Однажды вечером ко мне пришла Лена. Это было крайне неожиданно для меня. После того дня она никогда ко мне не приходила.

— Сережа, — сказала она мне. — На распределении он заявил, что едет в Среднюю Азию строить металлургический завод. Только ты можешь его остановить. Он тебя уважает.

— А тебя? — спросил я.

— Меня он любит. Но это совсем другое дело…

— Ну и чем же тебе не нравится Средняя Азия? Прекрасная, солнечная страна, — сказал я.

— Это я и без тебя знаю, — ответила она. — Ты ведь понимаешь — я не держу его в Москве, такому человеку, как он, нельзя сидеть на одном месте. С его энергией, с его фантазиями. Но в Среднюю Азию ему нельзя.

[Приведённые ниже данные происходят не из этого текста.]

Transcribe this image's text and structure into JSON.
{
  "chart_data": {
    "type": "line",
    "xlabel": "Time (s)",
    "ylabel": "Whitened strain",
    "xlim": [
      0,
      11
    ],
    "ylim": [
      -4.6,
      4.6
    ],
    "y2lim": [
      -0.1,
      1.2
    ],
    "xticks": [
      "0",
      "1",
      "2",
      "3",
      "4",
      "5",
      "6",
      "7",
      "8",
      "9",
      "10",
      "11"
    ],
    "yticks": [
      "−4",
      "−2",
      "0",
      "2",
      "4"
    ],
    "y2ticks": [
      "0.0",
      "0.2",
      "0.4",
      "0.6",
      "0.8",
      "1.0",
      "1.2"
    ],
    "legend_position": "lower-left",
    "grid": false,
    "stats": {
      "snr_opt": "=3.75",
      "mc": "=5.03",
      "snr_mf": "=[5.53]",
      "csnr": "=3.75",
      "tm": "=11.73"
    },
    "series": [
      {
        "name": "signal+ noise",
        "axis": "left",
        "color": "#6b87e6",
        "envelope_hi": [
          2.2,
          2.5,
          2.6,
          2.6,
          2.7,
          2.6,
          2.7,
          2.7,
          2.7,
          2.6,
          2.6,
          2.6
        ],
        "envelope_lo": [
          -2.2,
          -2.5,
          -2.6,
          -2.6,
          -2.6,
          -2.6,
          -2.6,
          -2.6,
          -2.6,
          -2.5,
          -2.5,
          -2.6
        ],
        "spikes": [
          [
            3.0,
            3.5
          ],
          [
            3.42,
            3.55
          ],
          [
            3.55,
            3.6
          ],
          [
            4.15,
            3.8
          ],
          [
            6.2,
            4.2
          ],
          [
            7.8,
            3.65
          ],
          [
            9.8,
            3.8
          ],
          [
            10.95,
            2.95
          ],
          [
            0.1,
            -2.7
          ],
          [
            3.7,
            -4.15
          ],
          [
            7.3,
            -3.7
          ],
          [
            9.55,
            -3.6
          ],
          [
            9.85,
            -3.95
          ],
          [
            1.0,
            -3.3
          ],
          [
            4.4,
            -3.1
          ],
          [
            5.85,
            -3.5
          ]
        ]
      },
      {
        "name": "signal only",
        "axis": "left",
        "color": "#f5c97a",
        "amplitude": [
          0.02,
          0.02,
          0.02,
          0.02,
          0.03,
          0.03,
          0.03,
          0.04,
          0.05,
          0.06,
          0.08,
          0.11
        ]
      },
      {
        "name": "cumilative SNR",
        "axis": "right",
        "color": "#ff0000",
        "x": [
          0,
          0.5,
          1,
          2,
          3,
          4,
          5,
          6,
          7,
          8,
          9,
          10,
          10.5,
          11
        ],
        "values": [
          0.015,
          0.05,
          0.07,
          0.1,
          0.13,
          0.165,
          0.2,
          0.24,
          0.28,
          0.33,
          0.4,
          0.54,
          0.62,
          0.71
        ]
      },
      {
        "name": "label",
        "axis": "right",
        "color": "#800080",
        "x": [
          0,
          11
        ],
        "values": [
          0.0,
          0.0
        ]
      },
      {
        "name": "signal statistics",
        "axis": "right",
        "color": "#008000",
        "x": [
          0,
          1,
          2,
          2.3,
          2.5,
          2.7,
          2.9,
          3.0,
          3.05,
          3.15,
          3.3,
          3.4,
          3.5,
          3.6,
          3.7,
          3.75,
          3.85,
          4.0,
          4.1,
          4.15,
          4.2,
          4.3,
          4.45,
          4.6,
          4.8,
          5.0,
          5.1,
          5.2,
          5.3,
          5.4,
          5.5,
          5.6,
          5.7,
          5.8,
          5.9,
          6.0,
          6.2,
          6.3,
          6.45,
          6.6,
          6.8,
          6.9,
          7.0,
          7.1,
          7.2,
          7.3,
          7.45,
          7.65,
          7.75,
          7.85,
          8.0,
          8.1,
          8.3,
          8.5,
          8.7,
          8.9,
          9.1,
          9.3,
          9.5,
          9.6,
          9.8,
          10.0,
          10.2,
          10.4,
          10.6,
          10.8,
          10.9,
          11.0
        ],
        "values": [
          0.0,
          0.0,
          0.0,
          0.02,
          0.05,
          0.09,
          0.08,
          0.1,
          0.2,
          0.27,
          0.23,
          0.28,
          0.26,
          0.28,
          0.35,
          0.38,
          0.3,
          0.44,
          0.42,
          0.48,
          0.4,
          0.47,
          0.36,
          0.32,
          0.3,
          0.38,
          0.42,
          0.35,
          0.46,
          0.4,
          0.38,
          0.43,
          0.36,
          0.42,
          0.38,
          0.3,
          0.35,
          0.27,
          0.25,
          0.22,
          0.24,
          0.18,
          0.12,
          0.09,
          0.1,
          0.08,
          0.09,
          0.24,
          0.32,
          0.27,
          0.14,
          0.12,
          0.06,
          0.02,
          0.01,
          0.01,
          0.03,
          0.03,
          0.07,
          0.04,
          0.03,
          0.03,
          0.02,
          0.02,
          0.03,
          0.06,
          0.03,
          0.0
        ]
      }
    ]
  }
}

У него плохое сердце, в детстве у него был порок. Ему туда нельзя… Ни в коем случае.

Она говорила убедительно. Очень убедительно. Настолько убедительно, что я не поверил. Я вдруг понял, что дело тут не в сердце, и сказал:

— С некоторых пор я решил не вмешиваться в ваши дела.

Она посмотрела на меня с убийственной женской иронией. И я подумал: «Сейчас она мне выдаст, только держись!» Но она промолчала. А вечером пришел Сашка, усталый, измученный; вид у него был такой, словно он уже год сдает по экзамену в день. Лицо его стало маленьким и серым.